00047
NOISE AMPLIFICATION IN COMMERCIAL QUANTUM ANNEALERS

Sunday, February 19, 2017
Exhibit Hall (Hynes Convention Center)
David Roberts, Harvard University, Cambridge, MA
The state-of-the-art in commerical quantum computing technology is currently restricted to machines which perform quantum annealing. However, the time-complexityof quantum annealing, that is, how the required resources for running the algorithm scale with problem size, is currently unknown. Research groups at DWave, NASA and Google, among others, over the past decade, have dedicated considerable resources to computing this scaling behavior, which to this date remains an outstanding open problem at the intersection of theoretical physics and computer science. Although analyzing a noisy annealing process for a general high-dimensional spin glass is theoretically intractible, we can restrict our attention to the case of one dimensional graphs, where the annealing model becomes an integrable system, and consequently mathematical tools become powerful enough to analyze the asymptotic properties exactly.
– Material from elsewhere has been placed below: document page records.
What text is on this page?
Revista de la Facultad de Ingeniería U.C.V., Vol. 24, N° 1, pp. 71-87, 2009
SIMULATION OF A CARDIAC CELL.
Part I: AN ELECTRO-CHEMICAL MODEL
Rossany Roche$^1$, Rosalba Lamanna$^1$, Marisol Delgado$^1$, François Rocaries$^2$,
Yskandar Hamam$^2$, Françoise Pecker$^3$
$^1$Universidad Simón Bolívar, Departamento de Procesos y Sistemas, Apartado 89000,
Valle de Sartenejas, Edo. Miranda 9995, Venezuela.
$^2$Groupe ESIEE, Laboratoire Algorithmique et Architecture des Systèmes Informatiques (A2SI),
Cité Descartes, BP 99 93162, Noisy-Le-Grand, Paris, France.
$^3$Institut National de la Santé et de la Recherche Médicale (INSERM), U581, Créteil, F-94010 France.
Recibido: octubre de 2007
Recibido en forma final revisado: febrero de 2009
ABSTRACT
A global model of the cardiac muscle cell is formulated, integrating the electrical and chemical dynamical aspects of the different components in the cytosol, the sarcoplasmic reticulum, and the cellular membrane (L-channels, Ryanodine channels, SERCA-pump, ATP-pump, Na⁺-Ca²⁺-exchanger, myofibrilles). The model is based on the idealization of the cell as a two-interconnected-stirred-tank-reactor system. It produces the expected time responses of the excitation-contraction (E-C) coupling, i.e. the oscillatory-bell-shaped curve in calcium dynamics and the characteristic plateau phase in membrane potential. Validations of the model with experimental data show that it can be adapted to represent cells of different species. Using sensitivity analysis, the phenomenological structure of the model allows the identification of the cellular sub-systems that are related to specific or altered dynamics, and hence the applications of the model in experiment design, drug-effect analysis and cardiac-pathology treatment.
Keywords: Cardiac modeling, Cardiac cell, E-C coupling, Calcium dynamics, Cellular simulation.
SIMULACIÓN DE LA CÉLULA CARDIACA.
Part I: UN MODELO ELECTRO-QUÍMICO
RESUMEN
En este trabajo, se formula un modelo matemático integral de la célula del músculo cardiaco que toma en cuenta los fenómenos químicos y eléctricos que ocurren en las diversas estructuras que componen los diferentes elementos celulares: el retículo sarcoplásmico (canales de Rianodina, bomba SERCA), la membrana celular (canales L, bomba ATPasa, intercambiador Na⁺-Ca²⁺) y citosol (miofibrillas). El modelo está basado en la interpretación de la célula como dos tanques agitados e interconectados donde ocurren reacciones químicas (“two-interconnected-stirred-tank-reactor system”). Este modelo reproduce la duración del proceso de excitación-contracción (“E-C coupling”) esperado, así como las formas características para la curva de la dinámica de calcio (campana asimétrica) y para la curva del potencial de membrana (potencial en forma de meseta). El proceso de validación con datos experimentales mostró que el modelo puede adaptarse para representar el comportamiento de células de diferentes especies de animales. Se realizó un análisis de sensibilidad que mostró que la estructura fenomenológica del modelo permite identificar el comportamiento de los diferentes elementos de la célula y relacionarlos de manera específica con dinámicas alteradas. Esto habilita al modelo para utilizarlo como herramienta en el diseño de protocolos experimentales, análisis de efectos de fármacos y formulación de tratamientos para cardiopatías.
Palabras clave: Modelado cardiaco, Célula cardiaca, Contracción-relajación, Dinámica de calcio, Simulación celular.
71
What we find is that, for one-dimensional graphs, the nature of spin glass bottlenecks is such that the noise of each individual qubit interferes constructively, causing an unintended linear scaling of noise strength with the number of qubits. Therefore, we theoretically predict, at least for generic one dimensional problems, complete thermalization of low energy states. As an illustrative example, in the simple case of one two-state bottleneck, we predict an asymptotic success rate of 50% for a commerical annealer achieving a global minimum, independent of qubit fidelity. Although the mathematics gives a detailed and rigorous prediction for the performance of annealing technology in the one-dimensional case, further research must be done on whether this constructive interference phenomenon persists in higher dimensions.